Hemos caminado juntos y libres
Si tuviera que quedarme con un recuerdo de la bienvenida al Papa, elegiría los rostros de quienes decidieron salir a la calle para saludarle en sus recorridos en papamóvil. Tuve el privilegio de viajar en el coche que lo precedía, y desde ese puesto de observación perfecto (podía mirar casi sin ser visto, pues todo el mundo tenía los ojos fijos en el Papa), era impresionante ver la alegría y el cariño hacia un señor alemán de 84 años vestido de blanco.

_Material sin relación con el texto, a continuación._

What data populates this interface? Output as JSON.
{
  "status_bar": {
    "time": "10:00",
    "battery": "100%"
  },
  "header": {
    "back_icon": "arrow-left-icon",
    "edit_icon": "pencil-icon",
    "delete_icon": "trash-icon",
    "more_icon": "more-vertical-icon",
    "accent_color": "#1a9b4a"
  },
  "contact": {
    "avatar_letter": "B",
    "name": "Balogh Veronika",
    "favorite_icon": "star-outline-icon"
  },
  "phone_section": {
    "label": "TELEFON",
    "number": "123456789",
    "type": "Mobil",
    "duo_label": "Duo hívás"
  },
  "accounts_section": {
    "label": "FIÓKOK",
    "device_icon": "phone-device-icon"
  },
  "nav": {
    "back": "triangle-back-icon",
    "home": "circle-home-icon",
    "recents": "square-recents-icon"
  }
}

Contaba el cardenal Rouco que los tres pasajeros del papamóvil (el Papa, su secretario y el propio cardenal) se emocionaron ese día hasta las lágrimas. No es para menos: también en mi coche se palpaba la emoción, y eso que los viajeros (dos diplomáticos, un general de la Guardia Civil y el responsable vaticano de los viajes del Papa) estaban bien curtidos en estas lides. Mirar por la ventana era conmovedor. ¡Qué maravilla de gente!
Gracias a los intensos preparativos y a los ensayos previos de todos los recorridos, sabíamos cada movimiento, cada lugar de aparcamiento y cada paso que había que dar, y por eso podíamos estar pendientes de la gente. Entendimos bien por qué a la caravana del Papa le llaman el «Rolls-Royce de las caravanas de jefes de Estado»: ninguna requiere tanta preparación pero tampoco ninguna es tan bien «pagadora».
Rostros de todas las edades (los jóvenes esperaban en Cibeles), enfermos y sanos, sorprendidos o expectantes, silenciosos o gritones, frescos o agotados, con ropa pija o con el uniforme cualquier cosa, pero todos felices de dar la bienvenida a una persona que no han saludado nunca, pero la consideran de la familia. El Papa – éste, el anterior y el que vendrá – es sin duda la persona más querida de la tierra.